L’evoluzione dello stato di crisi delle aziende che lì operano sembra, dunque, essere arrivata al capolinea tra i rinvii del governo regionale e i silenzi di quello centrale. E mentre da una parte i sindacati chiedono l’applicazione di un contratto di solidarietà, dall’altra le imprese ribadiscono “o CGIS o licenziamenti”.

Eppure, dicevamo, l’infrastruttura sarebbe destinataria di cospicue somme di investimento con fondi pubblici. Il che motiva ancor di più l’insistenza dei sindacati verso una contrattazione solidale nell’attesa che inizino le opere previste e si diversifichino le attività. Quello che non capiamo è perché il Governo Renzi non ritenga necessario intervenire immediatamente nella mediazione tra una posizione e l’altra, considerando che la CIGS è quasi sempre l’anticamera del licenziamento oltre che incidere sulle casse pubbliche e deprimere professionalità e maestranze. Forse il 43% di disoccupazione giovanile oltre alla preoccupante crescita del numero di persone che un lavoro neanche lo cercano più, non sono elementi sufficienti per stimolare Renzi e i suoi ministri a avviare subito operazioni che vadano oltre le slide, i proclami e la firma dei “patti”.

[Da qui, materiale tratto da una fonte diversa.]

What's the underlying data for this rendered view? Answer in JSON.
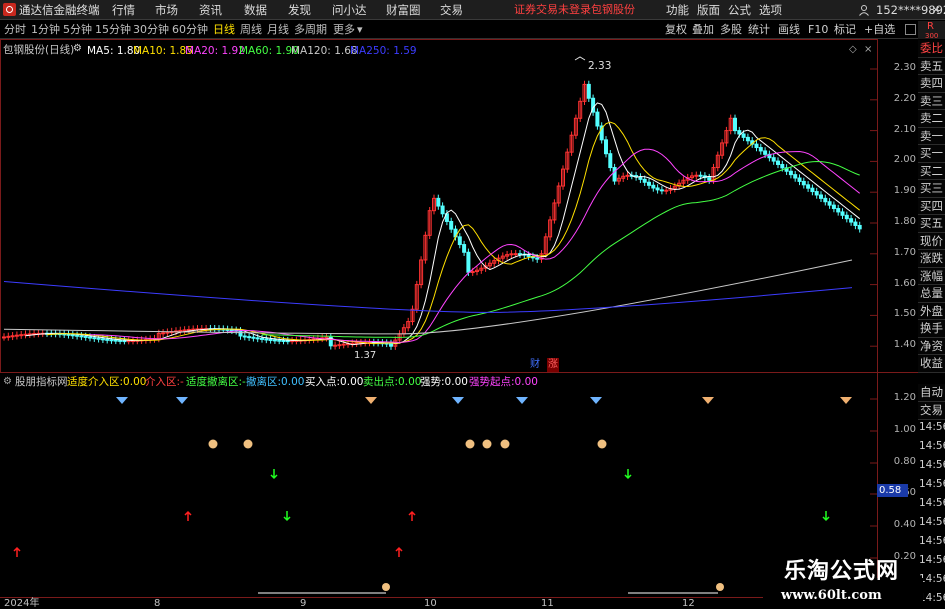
{
  "app": {
    "title": "通达信金融终端",
    "menu": [
      "行情",
      "市场",
      "资讯",
      "数据",
      "发现",
      "问小达",
      "财富圈",
      "交易"
    ],
    "warning": "证券交易未登录",
    "stock_name": "包钢股份",
    "right_menu": [
      "功能",
      "版面",
      "公式",
      "选项"
    ],
    "user": "152****9892",
    "window_buttons": [
      "−",
      "□",
      "×"
    ]
  },
  "periods": [
    {
      "label": "分时",
      "active": false
    },
    {
      "label": "1分钟",
      "active": false
    },
    {
      "label": "5分钟",
      "active": false
    },
    {
      "label": "15分钟",
      "active": false
    },
    {
      "label": "30分钟",
      "active": false
    },
    {
      "label": "60分钟",
      "active": false
    },
    {
      "label": "日线",
      "active": true
    },
    {
      "label": "周线",
      "active": false
    },
    {
      "label": "月线",
      "active": false
    },
    {
      "label": "多周期",
      "active": false
    },
    {
      "label": "更多",
      "active": false
    }
  ],
  "toolbar": [
    "复权",
    "叠加",
    "多股",
    "统计",
    "画线",
    "F10",
    "标记",
    "+自选"
  ],
  "main_chart": {
    "label": "包钢股份(日线)",
    "ma_legend": [
      {
        "name": "MA5",
        "value": "1.80",
        "color": "#ffffff"
      },
      {
        "name": "MA10",
        "value": "1.85",
        "color": "#ffe000"
      },
      {
        "name": "MA20",
        "value": "1.92",
        "color": "#ff44ff"
      },
      {
        "name": "MA60",
        "value": "1.90",
        "color": "#44ff44"
      },
      {
        "name": "MA120",
        "value": "1.68",
        "color": "#c8c8c8"
      },
      {
        "name": "MA250",
        "value": "1.59",
        "color": "#3c3cff"
      }
    ],
    "high_label": "2.33",
    "low_label": "1.37",
    "y_ticks": [
      "2.30",
      "2.20",
      "2.10",
      "2.00",
      "1.90",
      "1.80",
      "1.70",
      "1.60",
      "1.50",
      "1.40"
    ],
    "badges": [
      {
        "text": "财",
        "color": "#2050ff"
      },
      {
        "text": "涨",
        "color": "#ff4040"
      }
    ]
  },
  "indicator": {
    "name": "股朋指标网",
    "fields": [
      {
        "label": "适度介入区:",
        "value": "0.00",
        "color": "#ffe000"
      },
      {
        "label": "介入区:",
        "value": "-",
        "color": "#ff4040"
      },
      {
        "label": "适度撤离区:",
        "value": "-",
        "color": "#44ff44"
      },
      {
        "label": "撤离区:",
        "value": "0.00",
        "color": "#40c0ff"
      },
      {
        "label": "买入点:",
        "value": "0.00",
        "color": "#ffffff"
      },
      {
        "label": "卖出点:",
        "value": "0.00",
        "color": "#44ff44"
      },
      {
        "label": "强势:",
        "value": "0.00",
        "color": "#ffffff"
      },
      {
        "label": "强势起点:",
        "value": "0.00",
        "color": "#ff44ff"
      }
    ],
    "y_ticks": [
      "1.20",
      "1.00",
      "0.80",
      "0.60",
      "0.40",
      "0.20"
    ],
    "current_value": "0.58"
  },
  "x_axis": [
    "2024年",
    "8",
    "9",
    "10",
    "11",
    "12"
  ],
  "side_panel": {
    "quote_rows": [
      "委比",
      "卖五",
      "卖四",
      "卖三",
      "卖二",
      "卖一",
      "买一",
      "买二",
      "买三",
      "买四",
      "买五",
      "现价",
      "涨跌",
      "涨幅",
      "总量",
      "外盘",
      "换手",
      "净资",
      "收益"
    ],
    "trade_rows": [
      "自动",
      "交易"
    ],
    "times": [
      "14:56",
      "14:56",
      "14:56",
      "14:56",
      "14:56",
      "14:56",
      "14:56",
      "14:56",
      "14:56",
      "14:56"
    ],
    "r_badge": "R",
    "r_sub": "300"
  },
  "watermark": {
    "title": "乐淘公式网",
    "url": "www.60lt.com"
  },
  "colors": {
    "up": "#ff3232",
    "down": "#54ffff",
    "background": "#000000",
    "accent": "#ffe000"
  }
}
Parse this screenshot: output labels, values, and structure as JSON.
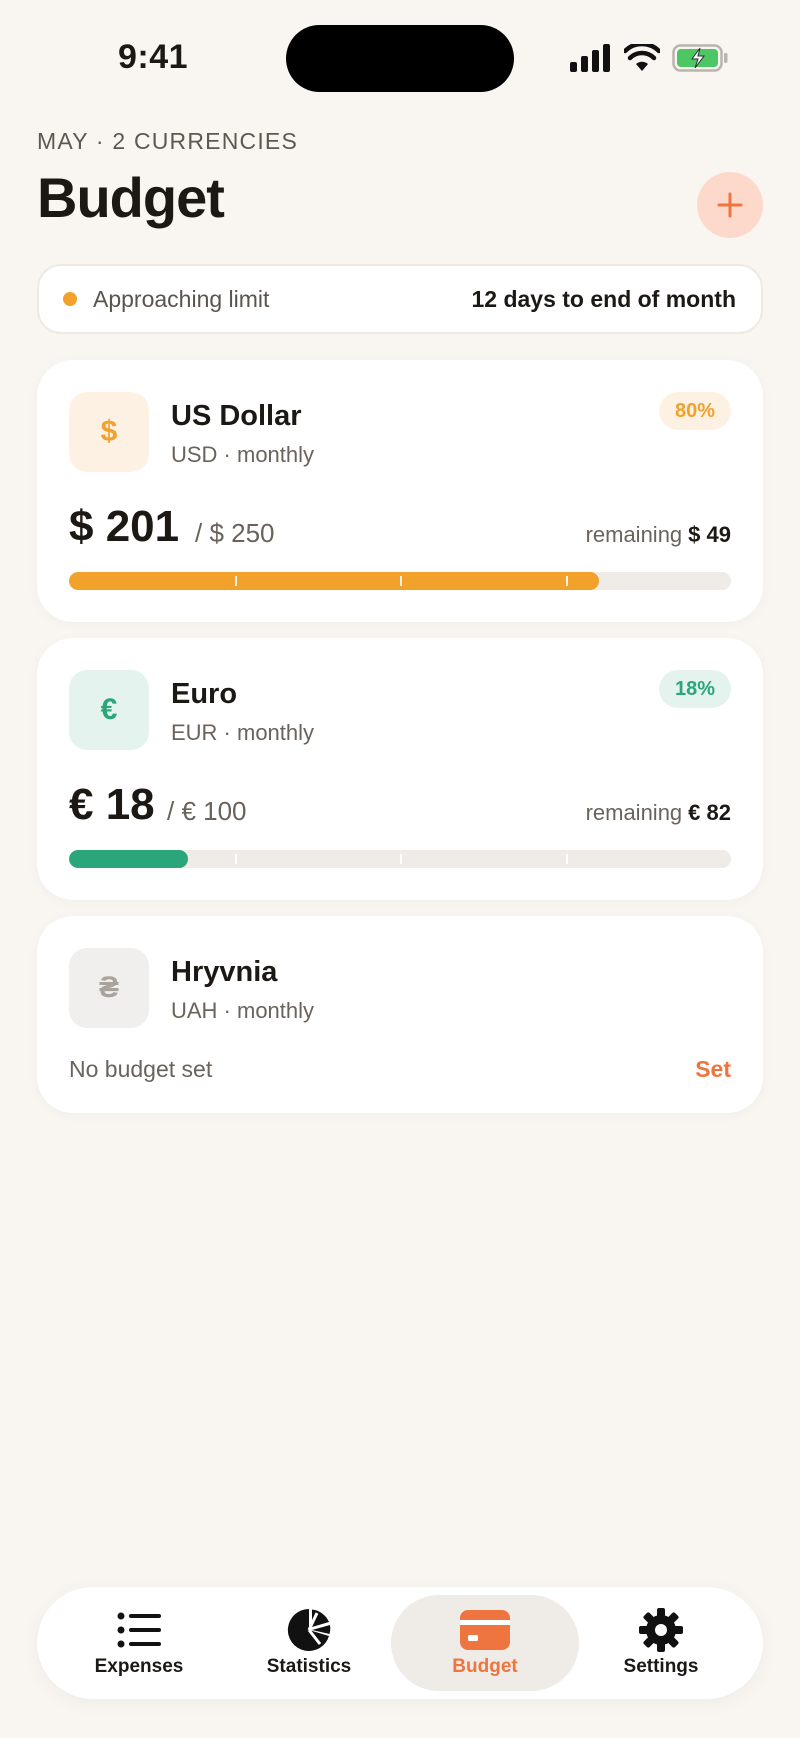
{
  "status": {
    "time": "9:41"
  },
  "header": {
    "subtitle": "MAY · 2 CURRENCIES",
    "title": "Budget",
    "add_label": "+"
  },
  "alert": {
    "text": "Approaching limit",
    "right": "12 days to end of month",
    "dot_color": "#f2a12a"
  },
  "budgets": [
    {
      "name": "US Dollar",
      "symbol": "$",
      "period": "USD · monthly",
      "percent": "80%",
      "spent": "$ 201",
      "limit": "/ $ 250",
      "remaining_label": "remaining",
      "remaining": "$ 49",
      "progress": 0.8,
      "color": "#f2a12a",
      "icon_bg": "#fdf1e4"
    },
    {
      "name": "Euro",
      "symbol": "€",
      "period": "EUR · monthly",
      "percent": "18%",
      "spent": "€ 18",
      "limit": "/ € 100",
      "remaining_label": "remaining",
      "remaining": "€ 82",
      "progress": 0.18,
      "color": "#2ba57a",
      "icon_bg": "#e4f3ee"
    },
    {
      "name": "Hryvnia",
      "symbol": "₴",
      "period": "UAH · monthly",
      "empty_text": "No budget set",
      "set_label": "Set",
      "icon_bg": "#f1efed"
    }
  ],
  "tabs": [
    {
      "label": "Expenses",
      "icon": "list-icon"
    },
    {
      "label": "Statistics",
      "icon": "pie-chart-icon"
    },
    {
      "label": "Budget",
      "icon": "card-icon",
      "active": true
    },
    {
      "label": "Settings",
      "icon": "gear-icon"
    }
  ],
  "colors": {
    "accent": "#ee7440",
    "background": "#f9f6f2"
  }
}
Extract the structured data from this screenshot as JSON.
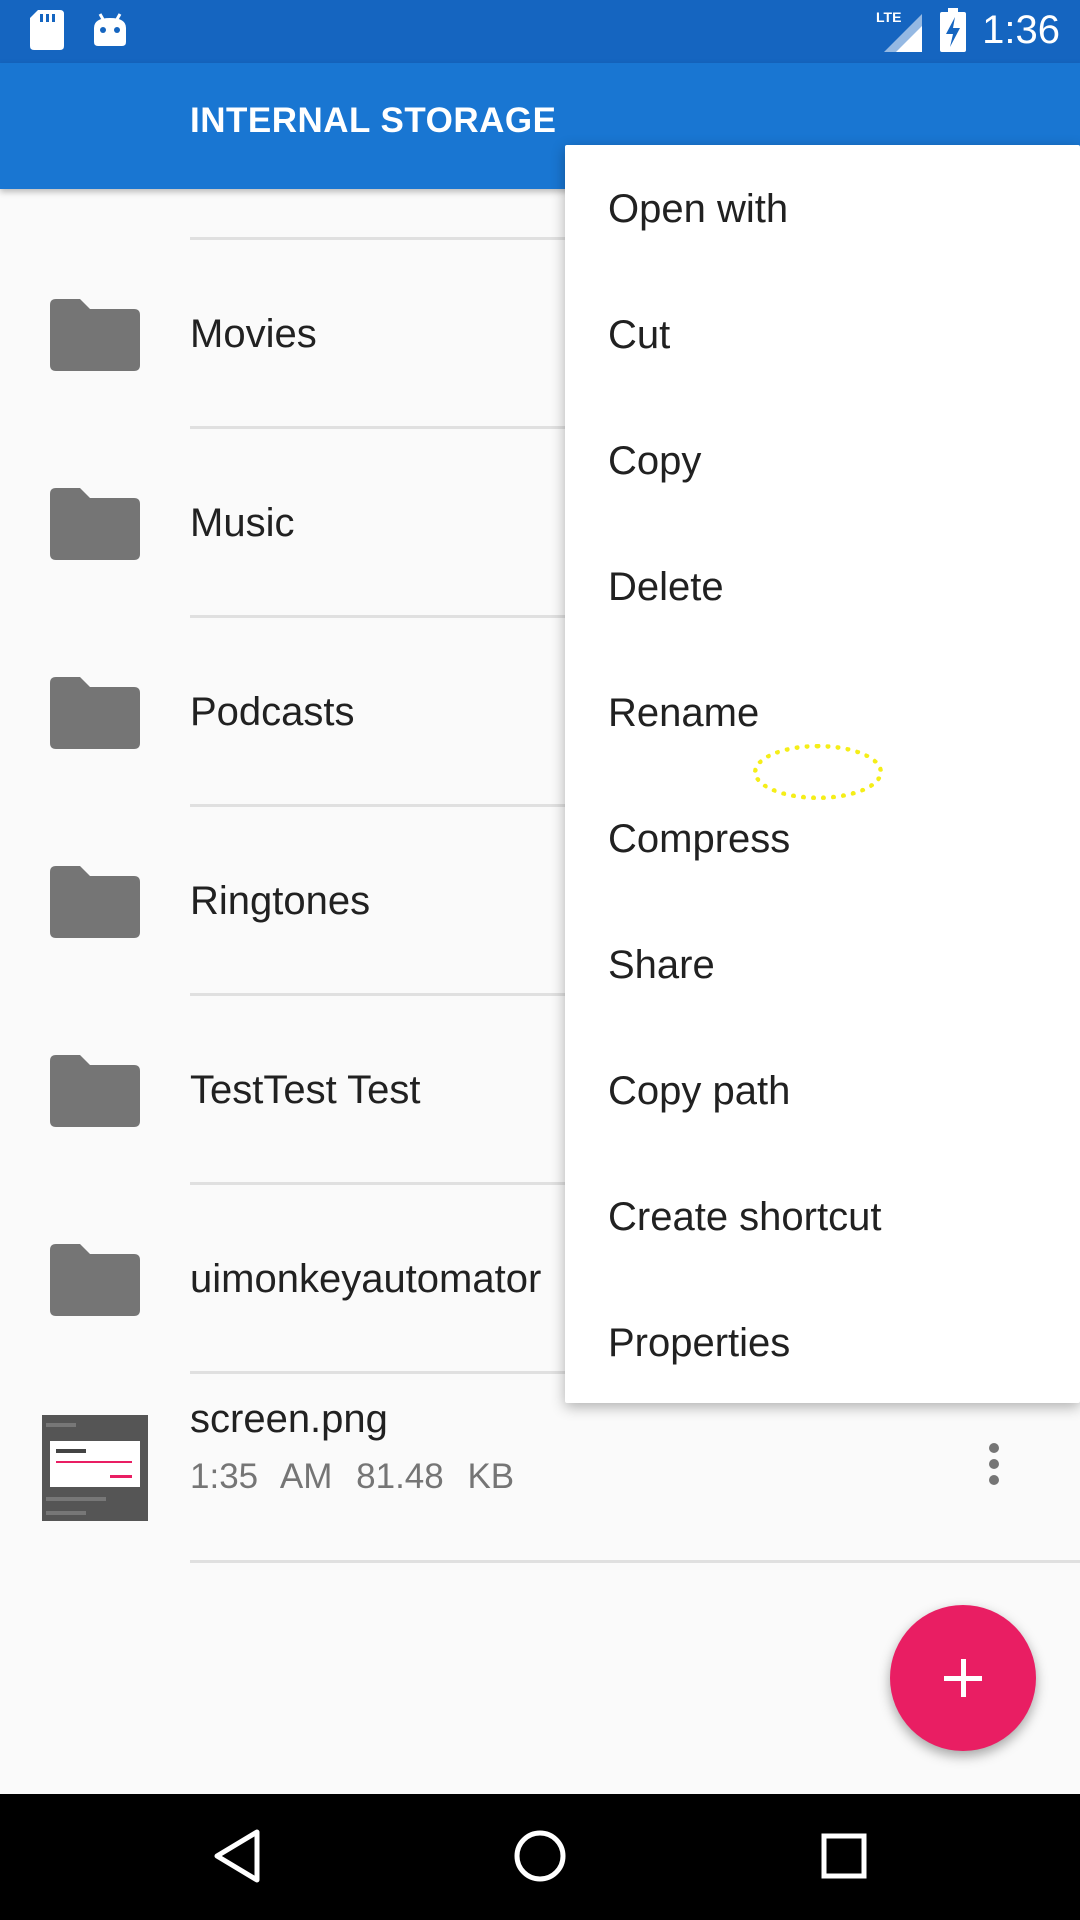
{
  "status_bar": {
    "time": "1:36",
    "network": "LTE",
    "icons": [
      "sd-card-icon",
      "android-icon",
      "lte-signal-icon",
      "battery-charging-icon"
    ]
  },
  "app_bar": {
    "title": "INTERNAL STORAGE"
  },
  "list": {
    "folders": [
      {
        "name": "Movies"
      },
      {
        "name": "Music"
      },
      {
        "name": "Podcasts"
      },
      {
        "name": "Ringtones"
      },
      {
        "name": "TestTest Test"
      },
      {
        "name": "uimonkeyautomator"
      }
    ],
    "file": {
      "name": "screen.png",
      "time": "1:35 AM",
      "size": "81.48 KB"
    }
  },
  "context_menu": {
    "items": [
      "Open with",
      "Cut",
      "Copy",
      "Delete",
      "Rename",
      "Compress",
      "Share",
      "Copy path",
      "Create shortcut",
      "Properties"
    ]
  },
  "fab": {
    "icon": "plus-icon"
  },
  "nav_bar": {
    "icons": [
      "back-icon",
      "home-icon",
      "recents-icon"
    ]
  },
  "colors": {
    "status_bar": "#1565c0",
    "app_bar": "#1976d2",
    "fab": "#e91e63",
    "folder_icon": "#757575",
    "touch_indicator": "#f5ee18"
  }
}
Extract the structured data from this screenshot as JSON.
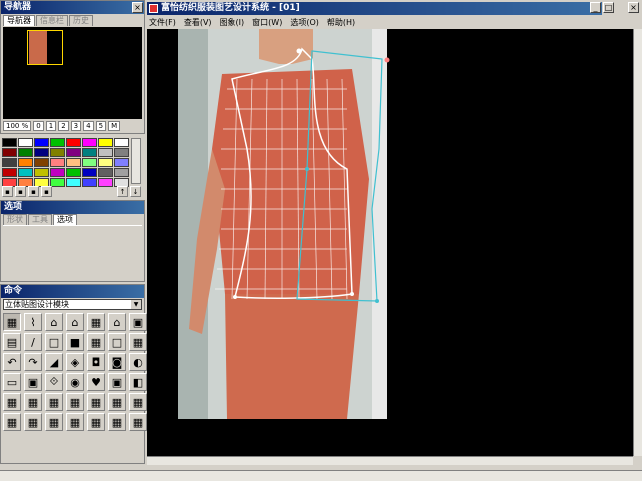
{
  "navigator": {
    "title": "导航器",
    "tabs": [
      "导航器",
      "信息栏",
      "历史"
    ],
    "zoom_options": [
      "100 %",
      "0",
      "1",
      "2",
      "3",
      "4",
      "5",
      "M"
    ]
  },
  "colors": [
    "#000000",
    "#ffffff",
    "#0000ff",
    "#00c000",
    "#ff0000",
    "#ff00ff",
    "#ffff00",
    "#ffffff",
    "#800000",
    "#008000",
    "#000080",
    "#808000",
    "#800080",
    "#008080",
    "#c0c0c0",
    "#808080",
    "#404040",
    "#ff8000",
    "#804000",
    "#ff8080",
    "#ffc080",
    "#80ff80",
    "#ffff80",
    "#8080ff",
    "#c00000",
    "#00c0c0",
    "#c0c000",
    "#c000c0",
    "#00c000",
    "#0000c0",
    "#606060",
    "#a0a0a0",
    "#ff4040",
    "#ff8040",
    "#ffff40",
    "#40ff40",
    "#40ffff",
    "#4040ff",
    "#ff40ff",
    "#e0e0e0"
  ],
  "options_panel": {
    "title": "选项",
    "tabs": [
      "形状",
      "工具",
      "选项"
    ]
  },
  "command_panel": {
    "title": "命令",
    "module": "立体贴图设计模块"
  },
  "main_window": {
    "title": "富怡纺织服装图艺设计系统 - [01]",
    "menu": [
      "文件(F)",
      "查看(V)",
      "图象(I)",
      "窗口(W)",
      "选项(O)",
      "帮助(H)"
    ]
  }
}
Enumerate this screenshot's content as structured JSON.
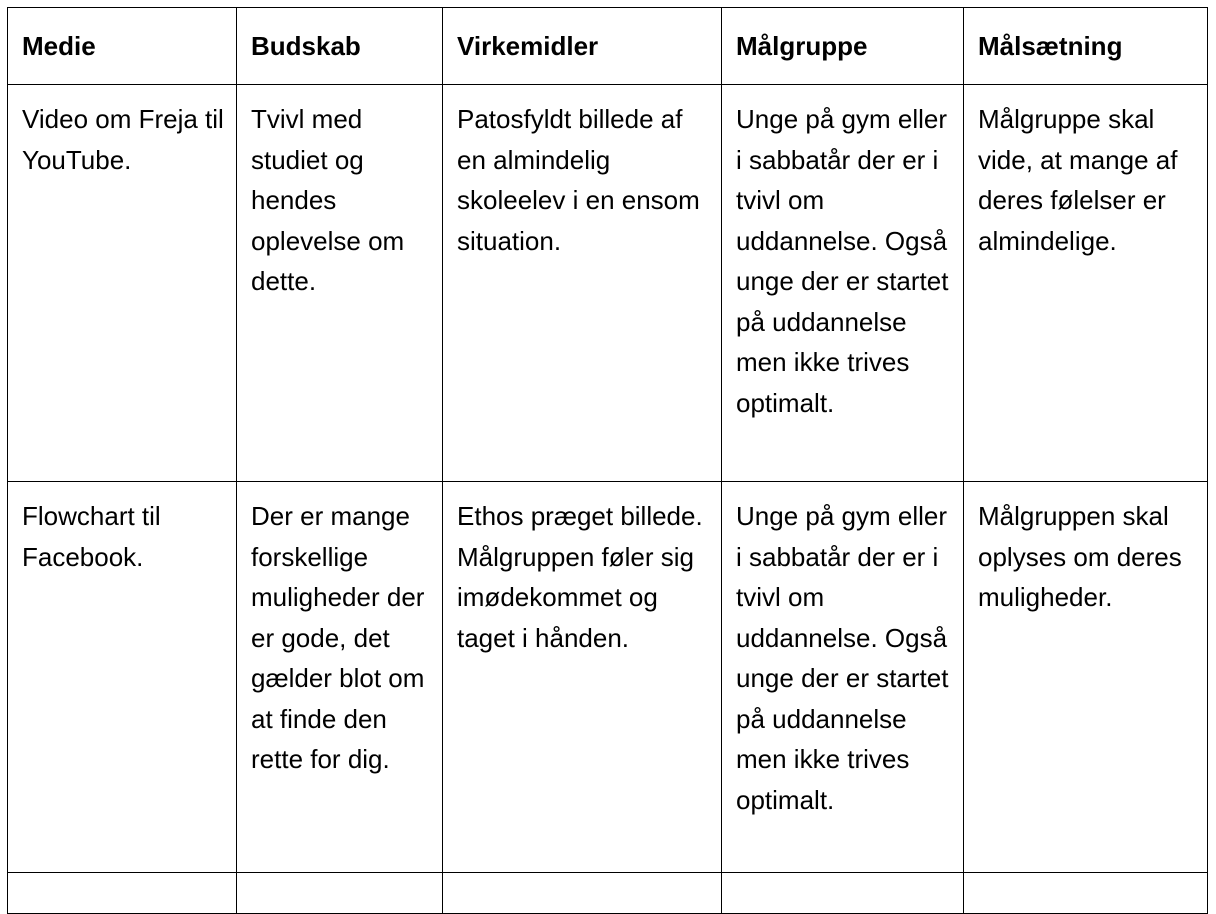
{
  "table": {
    "headers": [
      "Medie",
      "Budskab",
      "Virkemidler",
      "Målgruppe",
      "Målsætning"
    ],
    "rows": [
      [
        "Video om Freja til YouTube.",
        "Tvivl med studiet og hendes oplevelse om dette.",
        "Patosfyldt billede af en almindelig skoleelev i en ensom situation.",
        "Unge på gym eller i sabbatår der er i tvivl om uddannelse. Også unge der er startet på uddannelse men ikke trives optimalt.",
        "Målgruppe skal vide, at mange af deres følelser er almindelige."
      ],
      [
        "Flowchart til Facebook.",
        "Der er mange forskellige muligheder der er gode, det gælder blot om at finde den rette for dig.",
        "Ethos præget billede. Målgruppen føler sig imødekommet og taget i hånden.",
        "Unge på gym eller i sabbatår der er i tvivl om uddannelse. Også unge der er startet på uddannelse men ikke trives optimalt.",
        "Målgruppen skal oplyses om deres muligheder."
      ],
      [
        "",
        "",
        "",
        "",
        ""
      ]
    ]
  }
}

POSSIBILE, cogliendo la solitudine e l’importanza della questione, sostiene la richiesta dei sindacati per un incontro urgente tra tutti i soggetti interessati affinché si rintraccino soluzioni capaci di evitare la messa in mobilità di centinaia di lavoratori e al contempo si rilanci l’infrastruttura in coerenza alle potenzialità strutturali e strategiche che l’Hub portuale ha nell’ambito del Mediterraneo e dei collegamenti internazionali.